In 2014, for example, Volvic needed to pump out two liters to fill a one-liter bottle, with the excess used for sterilizing and rinsing equipment. “Today we’re down to just 1.4 liters for every liter bottled,” he said.
Critics are not convinced, saying that Volvic pumps up water from up to 100m deep, and that stream depletions cannot be ascribed to the weather as rainfall has remained steady over the years.
“It’s like you’re emptying a bathtub from the bottom,” said Francois-Dominique de Larouziere, a geologist who is member of the local Preva environmental preservation group.
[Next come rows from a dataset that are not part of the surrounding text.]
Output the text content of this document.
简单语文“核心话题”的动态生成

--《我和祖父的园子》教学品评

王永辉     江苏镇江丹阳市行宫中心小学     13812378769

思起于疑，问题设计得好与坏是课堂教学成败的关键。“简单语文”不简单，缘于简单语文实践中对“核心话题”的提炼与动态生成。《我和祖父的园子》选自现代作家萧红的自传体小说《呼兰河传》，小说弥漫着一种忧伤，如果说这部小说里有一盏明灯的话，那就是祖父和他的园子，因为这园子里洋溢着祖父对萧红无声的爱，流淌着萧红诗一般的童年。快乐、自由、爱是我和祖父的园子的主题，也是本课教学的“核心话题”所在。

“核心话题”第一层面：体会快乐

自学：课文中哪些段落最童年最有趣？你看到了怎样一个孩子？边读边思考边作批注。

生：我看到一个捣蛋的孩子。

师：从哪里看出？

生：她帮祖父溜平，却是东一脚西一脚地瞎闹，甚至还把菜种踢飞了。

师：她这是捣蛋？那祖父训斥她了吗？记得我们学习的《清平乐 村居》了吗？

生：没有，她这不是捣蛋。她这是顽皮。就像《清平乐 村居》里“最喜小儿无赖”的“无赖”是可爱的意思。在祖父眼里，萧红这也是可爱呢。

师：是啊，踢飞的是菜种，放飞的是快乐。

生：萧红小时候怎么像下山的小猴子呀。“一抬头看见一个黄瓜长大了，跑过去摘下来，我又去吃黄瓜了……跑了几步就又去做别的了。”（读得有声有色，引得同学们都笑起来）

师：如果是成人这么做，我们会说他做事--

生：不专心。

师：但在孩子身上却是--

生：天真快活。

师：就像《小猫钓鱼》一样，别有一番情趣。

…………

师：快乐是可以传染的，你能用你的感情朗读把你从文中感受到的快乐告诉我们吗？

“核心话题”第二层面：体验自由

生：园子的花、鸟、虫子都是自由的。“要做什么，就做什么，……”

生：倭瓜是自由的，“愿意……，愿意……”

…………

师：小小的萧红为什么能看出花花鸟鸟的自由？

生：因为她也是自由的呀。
Authorities have also allowed Volvic to spread its volume allotment over the entire year, meaning it can pump more in summer when demand spikes, leaving everyone else high and dry.
The government’s top official for the region, Philippe Chopin, last month told a parliamentary commission that “environmental conditions, in particular drought, caused a drop in the aquifer that we do not believe can be blamed” on Volvic’s extractions.
His assertions were rejected by many at Volvic, where the issuance of building permits was halted in August last year due to a risk of drinking water shortages — although the mayor denied any proof that Volvic’s operations were the cause.
“How can you tell people they can’t water three tomato plants in the middle of summer, when they see full trucks leaving this factory?” De Larouziere said. “Danone is shooting itself in the foot, but when the faucet stops running, it’s going to be painful.”